After importing, all the annotated tissue regions were combined and an average tissue spectrum for each molecular class was generated. These overview spectra were then exported for peak picking to mMass (ESM, Table S2) [15]. The detected peaks were re-imported into SCiLS Lab and optimal peak intervals were defined for the peptide (200 ppm) and metabolite datasets (0.15 Da). Finally, the maximum intensity for each peak and tissue core region was exported for all three peak lists into a CSV file for further statistical analysis.

Data analysis

The CSV files were imported into the R statistical environment (v. 3.4.2) [16]. If not mentioned otherwise, standard parameterization was used for all subsequently described methods. The initial principal component analysis was done without scaling to reveal influential mass signals in a biplot (Fig. 2b, c). Afterwards, influential and sample preparation-related peaks were removed whose Pearson correlation coefficients were greater than 0.75 to signals of the trypsin autolysis peptide (m/z 842.5) or the 9-aminoacridine matrix (m/z 229.1 = [M+Cl]⁻) for the peptide and metabolite MSI peak lists, respectively (ESM, Table S2).

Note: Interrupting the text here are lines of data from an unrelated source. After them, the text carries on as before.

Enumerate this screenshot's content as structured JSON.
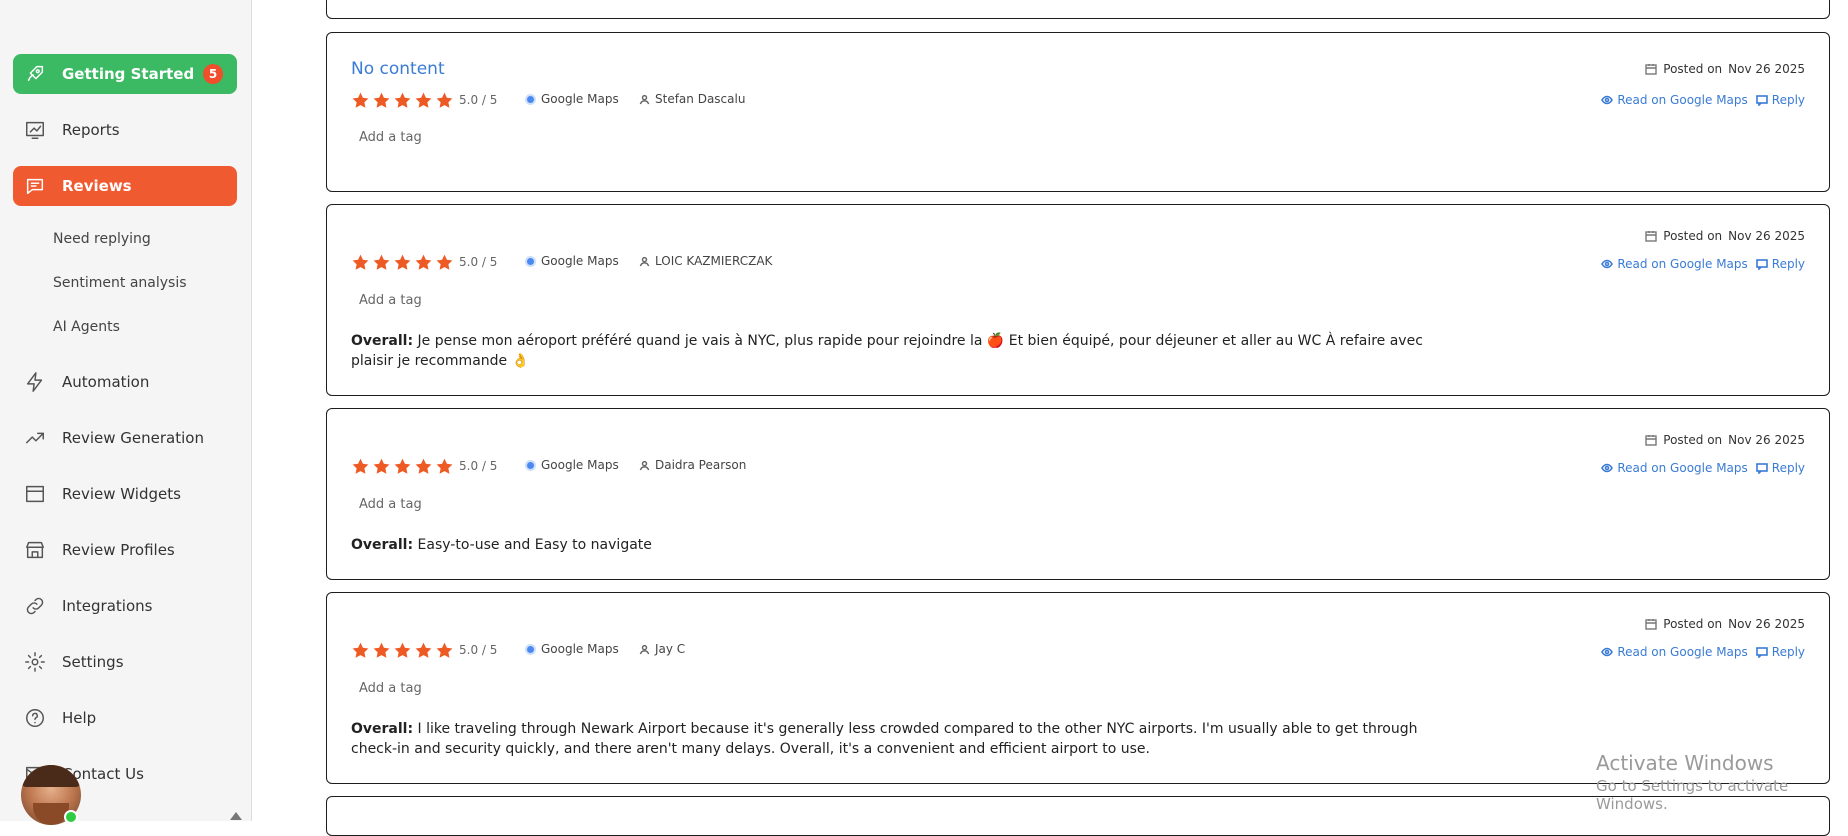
{
  "sidebar": {
    "getting_started": {
      "label": "Getting Started",
      "badge": "5",
      "icon": "rocket-icon"
    },
    "reports": {
      "label": "Reports",
      "icon": "chart-icon"
    },
    "reviews": {
      "label": "Reviews",
      "icon": "message-icon"
    },
    "sub_items": [
      "Need replying",
      "Sentiment analysis",
      "AI Agents"
    ],
    "automation": {
      "label": "Automation",
      "icon": "bolt-icon"
    },
    "review_generation": {
      "label": "Review Generation",
      "icon": "trending-icon"
    },
    "review_widgets": {
      "label": "Review Widgets",
      "icon": "window-icon"
    },
    "review_profiles": {
      "label": "Review Profiles",
      "icon": "store-icon"
    },
    "integrations": {
      "label": "Integrations",
      "icon": "link-icon"
    },
    "settings": {
      "label": "Settings",
      "icon": "gear-icon"
    },
    "help": {
      "label": "Help",
      "icon": "help-icon"
    },
    "contact_us": {
      "label": "Contact Us",
      "icon": "contact-icon"
    }
  },
  "reviews": [
    {
      "title": "No content",
      "stars": 5,
      "rating": "5.0 / 5",
      "source": "Google Maps",
      "author": "Stefan Dascalu",
      "tag_label": "Add a tag",
      "overall_label": "",
      "overall_text": "",
      "posted_label": "Posted on",
      "posted_date": "Nov 26 2025",
      "read_label": "Read on Google Maps",
      "reply_label": "Reply"
    },
    {
      "title": "",
      "stars": 5,
      "rating": "5.0 / 5",
      "source": "Google Maps",
      "author": "LOIC KAZMIERCZAK",
      "tag_label": "Add a tag",
      "overall_label": "Overall:",
      "overall_text": "Je pense mon aéroport préféré quand je vais à NYC, plus rapide pour rejoindre la 🍎 Et bien équipé, pour déjeuner et aller au WC À refaire avec plaisir je recommande 👌",
      "posted_label": "Posted on",
      "posted_date": "Nov 26 2025",
      "read_label": "Read on Google Maps",
      "reply_label": "Reply"
    },
    {
      "title": "",
      "stars": 5,
      "rating": "5.0 / 5",
      "source": "Google Maps",
      "author": "Daidra Pearson",
      "tag_label": "Add a tag",
      "overall_label": "Overall:",
      "overall_text": "Easy-to-use and Easy to navigate",
      "posted_label": "Posted on",
      "posted_date": "Nov 26 2025",
      "read_label": "Read on Google Maps",
      "reply_label": "Reply"
    },
    {
      "title": "",
      "stars": 5,
      "rating": "5.0 / 5",
      "source": "Google Maps",
      "author": "Jay C",
      "tag_label": "Add a tag",
      "overall_label": "Overall:",
      "overall_text": "I like traveling through Newark Airport because it's generally less crowded compared to the other NYC airports. I'm usually able to get through check-in and security quickly, and there aren't many delays. Overall, it's a convenient and efficient airport to use.",
      "posted_label": "Posted on",
      "posted_date": "Nov 26 2025",
      "read_label": "Read on Google Maps",
      "reply_label": "Reply"
    }
  ],
  "watermark": {
    "title": "Activate Windows",
    "subtitle": "Go to Settings to activate Windows."
  },
  "colors": {
    "green": "#3cba63",
    "orange": "#f05a30",
    "link": "#3a7bd5",
    "star": "#ee5a24"
  }
}
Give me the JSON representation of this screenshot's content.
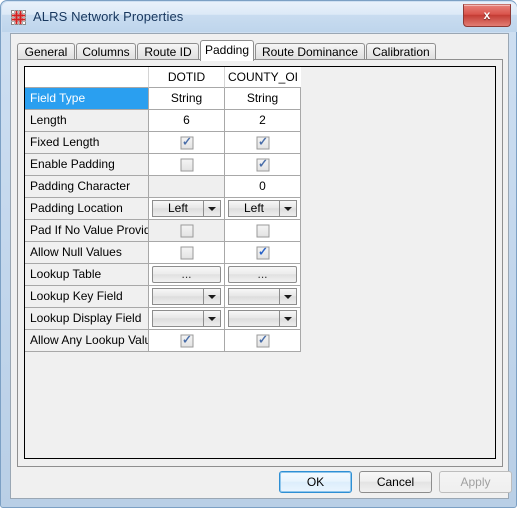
{
  "window": {
    "title": "ALRS Network Properties",
    "icon": "grid-table-icon",
    "close_label": "x",
    "accent_title_color": "#17365d",
    "selection_color": "#2a9ff0"
  },
  "tabs": [
    {
      "label": "General",
      "selected": false
    },
    {
      "label": "Columns",
      "selected": false
    },
    {
      "label": "Route ID",
      "selected": false
    },
    {
      "label": "Padding",
      "selected": true
    },
    {
      "label": "Route Dominance",
      "selected": false
    },
    {
      "label": "Calibration",
      "selected": false
    }
  ],
  "grid": {
    "corner_header": "",
    "columns": [
      "DOTID",
      "COUNTY_OI"
    ],
    "rows": [
      {
        "label": "Field Type",
        "selected": true,
        "type": "text",
        "values": [
          "String",
          "String"
        ]
      },
      {
        "label": "Length",
        "selected": false,
        "type": "text",
        "values": [
          "6",
          "2"
        ]
      },
      {
        "label": "Fixed Length",
        "selected": false,
        "type": "checkbox",
        "values": [
          true,
          true
        ],
        "disabled": [
          false,
          false
        ]
      },
      {
        "label": "Enable Padding",
        "selected": false,
        "type": "checkbox",
        "values": [
          false,
          true
        ],
        "disabled": [
          false,
          false
        ]
      },
      {
        "label": "Padding Character",
        "selected": false,
        "type": "text",
        "values": [
          "",
          "0"
        ],
        "disabled": [
          true,
          false
        ]
      },
      {
        "label": "Padding Location",
        "selected": false,
        "type": "combo",
        "values": [
          "Left",
          "Left"
        ]
      },
      {
        "label": "Pad If No Value Provided",
        "selected": false,
        "type": "checkbox",
        "values": [
          false,
          false
        ],
        "disabled": [
          true,
          false
        ]
      },
      {
        "label": "Allow Null Values",
        "selected": false,
        "type": "checkbox",
        "values": [
          false,
          true
        ],
        "disabled": [
          false,
          false
        ],
        "bright": [
          false,
          true
        ]
      },
      {
        "label": "Lookup Table",
        "selected": false,
        "type": "button",
        "values": [
          "...",
          "..."
        ]
      },
      {
        "label": "Lookup Key Field",
        "selected": false,
        "type": "combo",
        "values": [
          "",
          ""
        ]
      },
      {
        "label": "Lookup Display Field",
        "selected": false,
        "type": "combo",
        "values": [
          "",
          ""
        ]
      },
      {
        "label": "Allow Any Lookup Value",
        "selected": false,
        "type": "checkbox",
        "values": [
          true,
          true
        ],
        "disabled": [
          false,
          false
        ]
      }
    ]
  },
  "buttons": {
    "ok": "OK",
    "cancel": "Cancel",
    "apply": "Apply"
  }
}
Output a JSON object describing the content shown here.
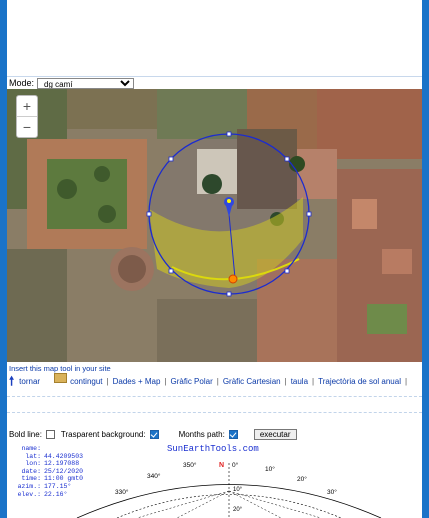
{
  "mode": {
    "label": "Mode:",
    "selected": "dg camí"
  },
  "map": {
    "zoom_in": "+",
    "zoom_out": "−"
  },
  "insert_link": "Insert this map tool in your site",
  "nav": {
    "tornar": "tornar",
    "contingut": "contingut",
    "dades_map": "Dades + Map",
    "grafic_polar": "Gràfic Polar",
    "grafic_cartesian": "Gràfic Cartesian",
    "taula": "taula",
    "trajectoria": "Trajectòria de sol anual",
    "separator": "|"
  },
  "options": {
    "bold_line": "Bold line:",
    "transparent_bg": "Trasparent background:",
    "months_path": "Months path:",
    "execute": "executar",
    "bold_line_checked": false,
    "transparent_bg_checked": true,
    "months_path_checked": true
  },
  "sun_info": {
    "name_label": "name:",
    "lat_label": "lat:",
    "lat": "44.4209503",
    "lon_label": "lon:",
    "lon": "12.197088",
    "date_label": "date:",
    "date": "25/12/2020",
    "time_label": "time:",
    "time": "11:00 gmt0",
    "azim_label": "azim.:",
    "azim": "177.15°",
    "elev_label": "elev.:",
    "elev": "22.16°"
  },
  "site_name": "SunEarthTools.com",
  "polar_labels": {
    "a340": "340°",
    "a350": "350°",
    "north": "N",
    "a0": "0°",
    "a10": "10°",
    "a20": "20°",
    "a330": "330°",
    "a30": "30°",
    "r10": "10°",
    "r20": "20°"
  },
  "colors": {
    "frame": "#1a73c8",
    "link": "#0b3aa8",
    "info_text": "#1a2fd0",
    "north": "#e02020"
  }
}
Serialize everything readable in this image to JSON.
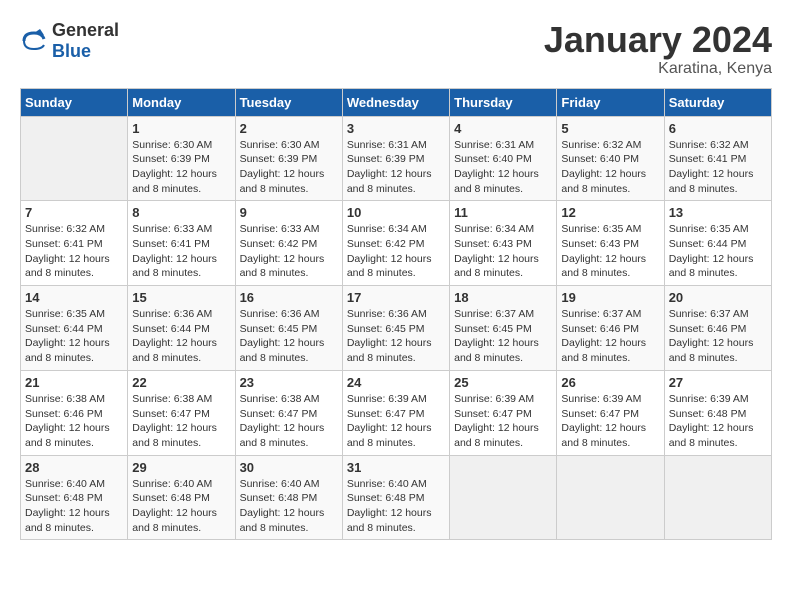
{
  "app": {
    "logo_general": "General",
    "logo_blue": "Blue"
  },
  "calendar": {
    "title": "January 2024",
    "location": "Karatina, Kenya",
    "days_of_week": [
      "Sunday",
      "Monday",
      "Tuesday",
      "Wednesday",
      "Thursday",
      "Friday",
      "Saturday"
    ],
    "weeks": [
      [
        {
          "day": "",
          "info": ""
        },
        {
          "day": "1",
          "info": "Sunrise: 6:30 AM\nSunset: 6:39 PM\nDaylight: 12 hours\nand 8 minutes."
        },
        {
          "day": "2",
          "info": "Sunrise: 6:30 AM\nSunset: 6:39 PM\nDaylight: 12 hours\nand 8 minutes."
        },
        {
          "day": "3",
          "info": "Sunrise: 6:31 AM\nSunset: 6:39 PM\nDaylight: 12 hours\nand 8 minutes."
        },
        {
          "day": "4",
          "info": "Sunrise: 6:31 AM\nSunset: 6:40 PM\nDaylight: 12 hours\nand 8 minutes."
        },
        {
          "day": "5",
          "info": "Sunrise: 6:32 AM\nSunset: 6:40 PM\nDaylight: 12 hours\nand 8 minutes."
        },
        {
          "day": "6",
          "info": "Sunrise: 6:32 AM\nSunset: 6:41 PM\nDaylight: 12 hours\nand 8 minutes."
        }
      ],
      [
        {
          "day": "7",
          "info": "Sunrise: 6:32 AM\nSunset: 6:41 PM\nDaylight: 12 hours\nand 8 minutes."
        },
        {
          "day": "8",
          "info": "Sunrise: 6:33 AM\nSunset: 6:41 PM\nDaylight: 12 hours\nand 8 minutes."
        },
        {
          "day": "9",
          "info": "Sunrise: 6:33 AM\nSunset: 6:42 PM\nDaylight: 12 hours\nand 8 minutes."
        },
        {
          "day": "10",
          "info": "Sunrise: 6:34 AM\nSunset: 6:42 PM\nDaylight: 12 hours\nand 8 minutes."
        },
        {
          "day": "11",
          "info": "Sunrise: 6:34 AM\nSunset: 6:43 PM\nDaylight: 12 hours\nand 8 minutes."
        },
        {
          "day": "12",
          "info": "Sunrise: 6:35 AM\nSunset: 6:43 PM\nDaylight: 12 hours\nand 8 minutes."
        },
        {
          "day": "13",
          "info": "Sunrise: 6:35 AM\nSunset: 6:44 PM\nDaylight: 12 hours\nand 8 minutes."
        }
      ],
      [
        {
          "day": "14",
          "info": "Sunrise: 6:35 AM\nSunset: 6:44 PM\nDaylight: 12 hours\nand 8 minutes."
        },
        {
          "day": "15",
          "info": "Sunrise: 6:36 AM\nSunset: 6:44 PM\nDaylight: 12 hours\nand 8 minutes."
        },
        {
          "day": "16",
          "info": "Sunrise: 6:36 AM\nSunset: 6:45 PM\nDaylight: 12 hours\nand 8 minutes."
        },
        {
          "day": "17",
          "info": "Sunrise: 6:36 AM\nSunset: 6:45 PM\nDaylight: 12 hours\nand 8 minutes."
        },
        {
          "day": "18",
          "info": "Sunrise: 6:37 AM\nSunset: 6:45 PM\nDaylight: 12 hours\nand 8 minutes."
        },
        {
          "day": "19",
          "info": "Sunrise: 6:37 AM\nSunset: 6:46 PM\nDaylight: 12 hours\nand 8 minutes."
        },
        {
          "day": "20",
          "info": "Sunrise: 6:37 AM\nSunset: 6:46 PM\nDaylight: 12 hours\nand 8 minutes."
        }
      ],
      [
        {
          "day": "21",
          "info": "Sunrise: 6:38 AM\nSunset: 6:46 PM\nDaylight: 12 hours\nand 8 minutes."
        },
        {
          "day": "22",
          "info": "Sunrise: 6:38 AM\nSunset: 6:47 PM\nDaylight: 12 hours\nand 8 minutes."
        },
        {
          "day": "23",
          "info": "Sunrise: 6:38 AM\nSunset: 6:47 PM\nDaylight: 12 hours\nand 8 minutes."
        },
        {
          "day": "24",
          "info": "Sunrise: 6:39 AM\nSunset: 6:47 PM\nDaylight: 12 hours\nand 8 minutes."
        },
        {
          "day": "25",
          "info": "Sunrise: 6:39 AM\nSunset: 6:47 PM\nDaylight: 12 hours\nand 8 minutes."
        },
        {
          "day": "26",
          "info": "Sunrise: 6:39 AM\nSunset: 6:47 PM\nDaylight: 12 hours\nand 8 minutes."
        },
        {
          "day": "27",
          "info": "Sunrise: 6:39 AM\nSunset: 6:48 PM\nDaylight: 12 hours\nand 8 minutes."
        }
      ],
      [
        {
          "day": "28",
          "info": "Sunrise: 6:40 AM\nSunset: 6:48 PM\nDaylight: 12 hours\nand 8 minutes."
        },
        {
          "day": "29",
          "info": "Sunrise: 6:40 AM\nSunset: 6:48 PM\nDaylight: 12 hours\nand 8 minutes."
        },
        {
          "day": "30",
          "info": "Sunrise: 6:40 AM\nSunset: 6:48 PM\nDaylight: 12 hours\nand 8 minutes."
        },
        {
          "day": "31",
          "info": "Sunrise: 6:40 AM\nSunset: 6:48 PM\nDaylight: 12 hours\nand 8 minutes."
        },
        {
          "day": "",
          "info": ""
        },
        {
          "day": "",
          "info": ""
        },
        {
          "day": "",
          "info": ""
        }
      ]
    ]
  }
}
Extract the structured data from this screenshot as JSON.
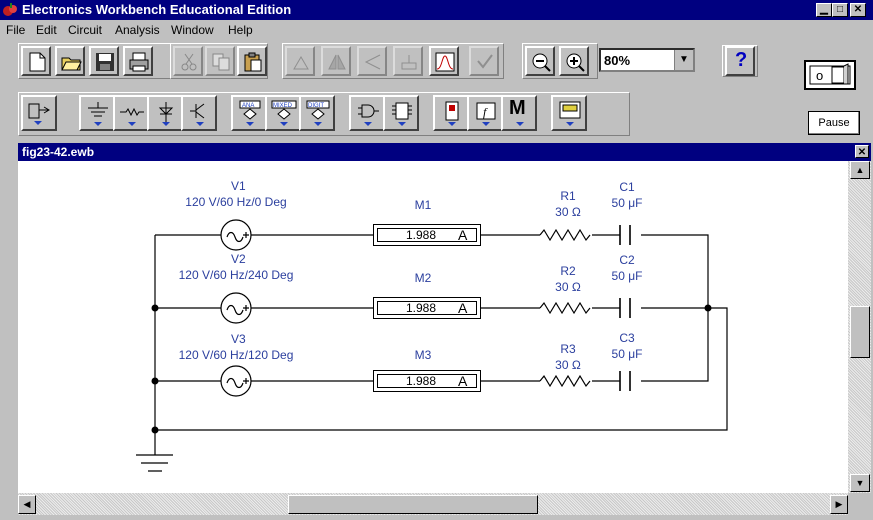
{
  "window": {
    "title": "Electronics Workbench Educational Edition"
  },
  "menu": {
    "items": [
      "File",
      "Edit",
      "Circuit",
      "Analysis",
      "Window",
      "Help"
    ]
  },
  "toolbar": {
    "zoom_value": "80%",
    "help_label": "?",
    "pause_label": "Pause",
    "meter_parts_label": "M"
  },
  "document": {
    "title": "fig23-42.ewb"
  },
  "circuit": {
    "sources": [
      {
        "name": "V1",
        "spec": "120 V/60 Hz/0 Deg"
      },
      {
        "name": "V2",
        "spec": "120 V/60 Hz/240 Deg"
      },
      {
        "name": "V3",
        "spec": "120 V/60 Hz/120 Deg"
      }
    ],
    "ammeters": [
      {
        "name": "M1",
        "reading": "1.988",
        "unit": "A"
      },
      {
        "name": "M2",
        "reading": "1.988",
        "unit": "A"
      },
      {
        "name": "M3",
        "reading": "1.988",
        "unit": "A"
      }
    ],
    "resistors": [
      {
        "name": "R1",
        "value": "30 Ω"
      },
      {
        "name": "R2",
        "value": "30 Ω"
      },
      {
        "name": "R3",
        "value": "30 Ω"
      }
    ],
    "capacitors": [
      {
        "name": "C1",
        "value": "50 μF"
      },
      {
        "name": "C2",
        "value": "50 μF"
      },
      {
        "name": "C3",
        "value": "50 μF"
      }
    ]
  },
  "colors": {
    "title_bar": "#000080",
    "component_label": "#2b3f9e",
    "face": "#c0c0c0"
  }
}
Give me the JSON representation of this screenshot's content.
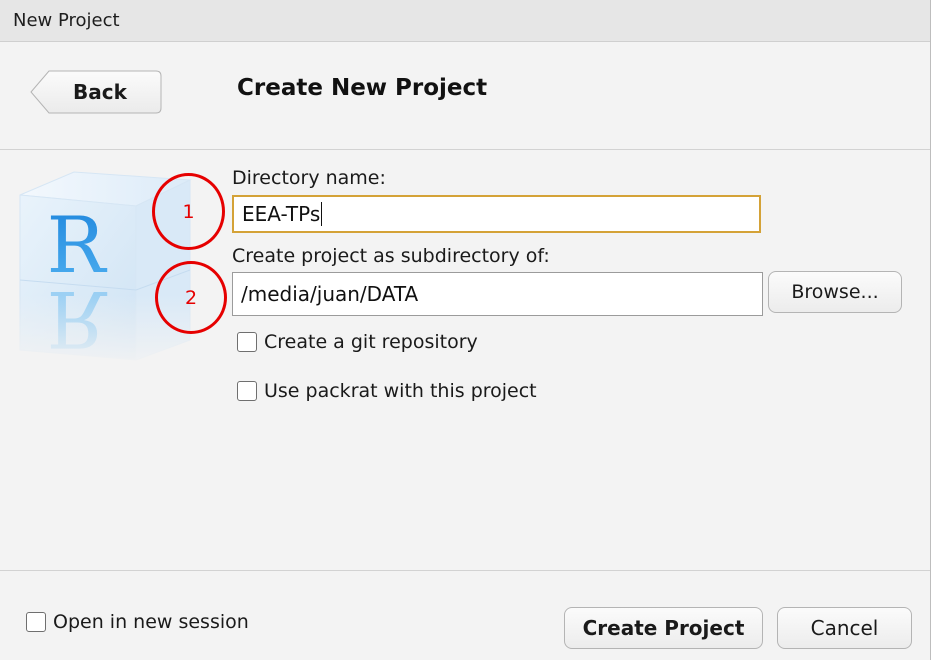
{
  "window": {
    "title": "New Project"
  },
  "header": {
    "back_label": "Back",
    "title": "Create New Project"
  },
  "logo": {
    "letter": "R",
    "icon": "r-project-cube-icon"
  },
  "annotations": [
    {
      "number": "1",
      "color": "#e60000"
    },
    {
      "number": "2",
      "color": "#e60000"
    }
  ],
  "form": {
    "directory_label": "Directory name:",
    "directory_value": "EEA-TPs",
    "subdirectory_label": "Create project as subdirectory of:",
    "subdirectory_value": "/media/juan/DATA",
    "browse_label": "Browse...",
    "git_label": "Create a git repository",
    "git_checked": false,
    "packrat_label": "Use packrat with this project",
    "packrat_checked": false
  },
  "footer": {
    "new_session_label": "Open in new session",
    "new_session_checked": false,
    "create_label": "Create Project",
    "cancel_label": "Cancel"
  },
  "colors": {
    "focus_border": "#d4a237",
    "annotation": "#e60000",
    "logo_blue": "#2a8fe0"
  }
}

A structured overview of all subsequently described data analysis methods is shown in ESM, Table S3. Coefficients of variation were calculated based on the estimated variance components yielded by mixed-effect models using the R package ‘lme4’ divided by the mean intensity of each respective peak. In these models, the tissue type was considered a fixed effect and experiment and center random effects. For comparisons within a molecular class, differences in the coefficients of variation between levels (intra- vs. intercenter) were investigated using the sign test. Differences in coefficients of variation between peptides and metabolites were studied using Mann-Whitney U test. Univariate statistical testing for finding discriminating masses within centers and between each pair of tissue type was performed using Student’s t test followed by Benjamini-Hochberg correction for multiple testing. Center-wide discriminatory power was assessed by meta-analysis via a random-effects model and the standardized mean difference as outcome measure (R package ‘metafor’). For all mentioned tests, p values ≤ 0.05 were considered statistically significant.

Univariate classificatory power for each peak to separate two tissue types was evaluated by determining an optimal cutoff value (Fig. 3a) using the CART algorithm in the R package ‘rpart’. To overcome overfitting, the CART model was pruned to have only one branch at the root by setting parameters to: minsplit = 1, maxdepth = 1, minbucket = 1, and cp = 0.001. Supervised multivariate classification was performed using the random forest algorithm (R package ‘randomForest’), which was fed with the 70 most discriminating masses sorted by their p values as determined by an upfront analysis of variance.

Results

For this round robin study, consecutive sections of a formalin-fixed paraffin-embedded tissue microarray (TMA) containing 16 biopsies from eight different mice organs were distributed among the four participants (Fig. 1a). The TMAs were measured in each center on a metabolite and peptide level. The data from all contributors was gathered, annotated, merged, and analyzed centrally (Fig. 1b). Peak picking and subsequent cleanup led to 165 and 189 mass signals in the peptide and metabolite datasets, respectively (ESM, Table S2). Due to a significant core loss of liver and kidney tissues in the peptide experiments, these organs were excluded from further analysis.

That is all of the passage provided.